村に残る静けさの裏で、何かが動いている。
用意された資料は、どう見ても無駄に多かった。
その中から俺たちが持ち帰ったのはたったの三つ――坑道の地図、村の周辺地図、そして狗鬼の目撃情報と被害報告だけだ。
色々揃えてくれるのはありがたいが、量が多すぎると逆に思考が散る。
読むだけで二日潰れる紙束など、現場じゃ荷物にすらならない。
「こんな寂れた村でも、ちゃんとした酒場があるとはな」
グローが豪快に笑いながら、三杯目の樽ジョッキを空にした。
「ここの人に失礼だろ……」
溜息をつきながら、シチューの皿に手を伸ばす。
ごろりと入ったイノシシの肉。脂は多いが、臭みはない。
煮込み加減も上出来だ。
まさかこんな辺鄙な村で、まともな飯にありつけるとは正直思ってなかった。
店内は静かだった。客はちらほら。
村の避難が進んでいるせいか、飲みに来る余裕がある住人は少ないらしい。
店主は無口で無愛想だが、出てくる料理と酒は一級品……というより、田舎にしては過剰なほど良い。
「今日は飲まんのか?」
「昨日、浴びるほど飲んだからな。もう十分だ」
「ハハハ!ならばワシは独りで楽しませてもらうぞ。役場の女子でも誘ったらどうじゃ?顔立ちはお主の好みじゃろうて」
「しょうもないこと言ってると、ぶつ切りにするぞ……」
「ガハハ!まだ不機嫌なようじゃな」
どうやら、この村のエールがグローの舌に合ったらしい。
こいつは、うまい酒と静かな環境さえあれば機嫌がいい。ある意味、扱いやすい。
俺はテーブルの端に広げた地図に視線を落とした。
村の地図には、狗鬼の目撃と被害地点を×印でマークしている。
使っているのは、魔法で一度だけ複写できる羊皮紙だ。
ピュートが仕入れてくれるようになってから、価格も手頃になった。
現地の紙地図に複写しておくと、こうして作戦立てに使えるし、泥や雨で原本をダメにする心配もない。
冒険者には地味だがありがたい装備だ。
「地図なんぞ睨んでどうする?相手はたかが狗鬼じゃろ。正面から叩き潰しゃ済む話じゃ」
「……用心するに越したことはない」
「それはお主の役目じゃ。ワシは鉱矮人、地図など不要じゃ」
鉱矮人の地形把握能力は、本能に近い。
坑道の構造や道順を、空気の流れや地圧、壁の振動で感じ取る。
地図で迷う俺の方が不器用に見えて、少し腹が立つ。
だが、地図でしか分からないこともある。
敵がどこから現れたか。どのルートで動いているか。
それは、経験則と地図の照合があってこそ掴めるものだ。
「……やはり第三坑道が怪しいな」
目撃地点と襲撃の範囲を結んだ中心に、その坑道がある。
特に、夜間の目撃が集中していたのは第三坑道の入口周辺だった。
「既に坑道周辺の住民は避難済み。今日で四日目……」
空き家となった民家に入り込んでる可能性も捨てきれないが、行動パターンと範囲からして、根城は坑道と見て間違いない。
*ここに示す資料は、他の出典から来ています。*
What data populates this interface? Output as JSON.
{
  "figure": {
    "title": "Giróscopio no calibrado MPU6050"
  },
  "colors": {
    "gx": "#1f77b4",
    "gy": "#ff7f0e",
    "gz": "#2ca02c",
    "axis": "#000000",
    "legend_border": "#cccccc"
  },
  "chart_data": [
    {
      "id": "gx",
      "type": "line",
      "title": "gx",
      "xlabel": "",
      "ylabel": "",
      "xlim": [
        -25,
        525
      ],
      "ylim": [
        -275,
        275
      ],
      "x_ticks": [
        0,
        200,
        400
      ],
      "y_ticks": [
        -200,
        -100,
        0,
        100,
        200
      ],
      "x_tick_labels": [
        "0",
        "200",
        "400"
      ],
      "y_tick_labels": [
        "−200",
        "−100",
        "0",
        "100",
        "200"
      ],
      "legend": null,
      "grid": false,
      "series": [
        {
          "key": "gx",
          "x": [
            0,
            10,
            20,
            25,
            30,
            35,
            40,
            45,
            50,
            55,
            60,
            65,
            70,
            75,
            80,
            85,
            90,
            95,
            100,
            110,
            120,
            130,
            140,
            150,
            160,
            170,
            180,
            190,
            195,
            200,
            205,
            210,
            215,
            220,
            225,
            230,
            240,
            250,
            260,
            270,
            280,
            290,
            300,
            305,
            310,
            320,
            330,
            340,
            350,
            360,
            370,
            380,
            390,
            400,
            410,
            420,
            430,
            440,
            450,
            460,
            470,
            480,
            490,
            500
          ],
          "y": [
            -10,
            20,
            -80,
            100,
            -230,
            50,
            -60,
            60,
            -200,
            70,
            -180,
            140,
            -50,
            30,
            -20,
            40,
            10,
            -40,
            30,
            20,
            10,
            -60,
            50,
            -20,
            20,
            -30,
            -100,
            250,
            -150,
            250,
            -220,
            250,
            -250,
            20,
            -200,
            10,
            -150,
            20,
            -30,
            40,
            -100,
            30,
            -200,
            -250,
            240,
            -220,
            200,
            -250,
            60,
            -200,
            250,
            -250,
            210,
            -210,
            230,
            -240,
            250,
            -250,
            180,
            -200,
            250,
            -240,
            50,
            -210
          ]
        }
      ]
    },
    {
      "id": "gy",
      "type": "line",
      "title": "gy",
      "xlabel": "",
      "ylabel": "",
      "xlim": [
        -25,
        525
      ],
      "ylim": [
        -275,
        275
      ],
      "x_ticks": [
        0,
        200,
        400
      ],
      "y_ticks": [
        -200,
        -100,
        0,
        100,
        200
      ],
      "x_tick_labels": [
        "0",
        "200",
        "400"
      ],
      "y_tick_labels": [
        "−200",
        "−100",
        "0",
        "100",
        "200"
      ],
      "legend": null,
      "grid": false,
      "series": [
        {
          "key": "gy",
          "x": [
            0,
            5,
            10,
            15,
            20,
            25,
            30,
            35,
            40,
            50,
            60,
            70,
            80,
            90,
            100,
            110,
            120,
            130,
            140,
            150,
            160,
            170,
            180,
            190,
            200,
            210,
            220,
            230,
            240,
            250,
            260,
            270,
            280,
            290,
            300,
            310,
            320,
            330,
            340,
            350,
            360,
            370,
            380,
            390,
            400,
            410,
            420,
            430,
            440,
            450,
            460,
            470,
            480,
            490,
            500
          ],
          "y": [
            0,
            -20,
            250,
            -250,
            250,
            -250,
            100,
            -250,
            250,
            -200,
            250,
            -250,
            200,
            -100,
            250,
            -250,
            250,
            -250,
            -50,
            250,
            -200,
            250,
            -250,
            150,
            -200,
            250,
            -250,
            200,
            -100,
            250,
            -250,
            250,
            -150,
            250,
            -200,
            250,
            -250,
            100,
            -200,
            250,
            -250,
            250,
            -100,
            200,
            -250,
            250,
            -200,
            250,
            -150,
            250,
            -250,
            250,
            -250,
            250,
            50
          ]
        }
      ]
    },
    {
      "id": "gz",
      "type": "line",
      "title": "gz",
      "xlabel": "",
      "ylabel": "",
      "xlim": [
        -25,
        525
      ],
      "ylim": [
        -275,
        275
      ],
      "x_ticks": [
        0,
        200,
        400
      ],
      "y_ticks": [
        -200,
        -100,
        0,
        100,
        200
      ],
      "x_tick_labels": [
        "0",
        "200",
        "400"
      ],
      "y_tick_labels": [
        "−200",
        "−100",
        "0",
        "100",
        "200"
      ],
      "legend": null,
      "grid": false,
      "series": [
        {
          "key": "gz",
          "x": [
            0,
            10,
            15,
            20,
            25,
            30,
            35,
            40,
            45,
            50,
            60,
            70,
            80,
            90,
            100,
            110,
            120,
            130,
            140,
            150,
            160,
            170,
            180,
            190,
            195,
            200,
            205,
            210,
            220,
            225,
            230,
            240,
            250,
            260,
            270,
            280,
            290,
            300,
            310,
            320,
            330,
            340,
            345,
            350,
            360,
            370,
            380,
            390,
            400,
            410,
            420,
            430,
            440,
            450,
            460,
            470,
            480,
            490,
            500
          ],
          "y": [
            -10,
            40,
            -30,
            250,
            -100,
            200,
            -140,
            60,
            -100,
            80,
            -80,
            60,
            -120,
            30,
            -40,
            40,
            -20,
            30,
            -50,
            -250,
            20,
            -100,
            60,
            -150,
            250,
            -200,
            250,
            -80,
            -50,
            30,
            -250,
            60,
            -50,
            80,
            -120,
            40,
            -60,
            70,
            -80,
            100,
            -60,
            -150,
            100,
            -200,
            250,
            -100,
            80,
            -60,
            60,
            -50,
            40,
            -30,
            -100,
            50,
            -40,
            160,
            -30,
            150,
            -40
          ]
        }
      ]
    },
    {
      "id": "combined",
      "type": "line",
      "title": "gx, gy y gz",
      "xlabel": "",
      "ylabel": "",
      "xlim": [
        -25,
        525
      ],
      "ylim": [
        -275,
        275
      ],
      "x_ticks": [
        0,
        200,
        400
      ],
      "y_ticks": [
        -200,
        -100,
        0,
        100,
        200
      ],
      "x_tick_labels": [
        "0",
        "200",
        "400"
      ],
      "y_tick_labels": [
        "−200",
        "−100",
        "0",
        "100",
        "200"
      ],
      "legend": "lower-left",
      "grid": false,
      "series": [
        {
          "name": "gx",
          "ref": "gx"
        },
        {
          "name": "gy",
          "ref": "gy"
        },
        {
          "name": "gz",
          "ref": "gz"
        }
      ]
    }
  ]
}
資料によれば、この第三坑道は五つある中で最も長く、最も深い。
人がいないことも含めて、狗鬼にとっては理想の巣だろう。
「グロー。この坑道、他に出入り口があると思うか?」
「うむ……地図だけでは断言できんが、通常の坑道は出入り口はひとつ。しかし、規模がそれなりならば複数あることもある。特に、逃げ道や排気口を設けるためにな」
グローにしてはめずらしく真面目な回答だった。
ただ、坑道の構造については、地図や記録より、グローの感覚の方が信用できる。
――とはいえ。
「……行ってみるしかないな」
この目で確かめなければ、確信にはならない。
翌朝。
霧の残る静かな村を抜けて、俺たちは第3坑道へ向かった。
閉山から五十年。
坑道の口は、まるで何かを待っているかのように、ぽっかりと口を開けていた。
調査回ですが、グローとの掛け合いを中心にテンポよく読めるよう工夫しました。
こういう「地味だけど必要な仕事」、ガルたちは手を抜きません。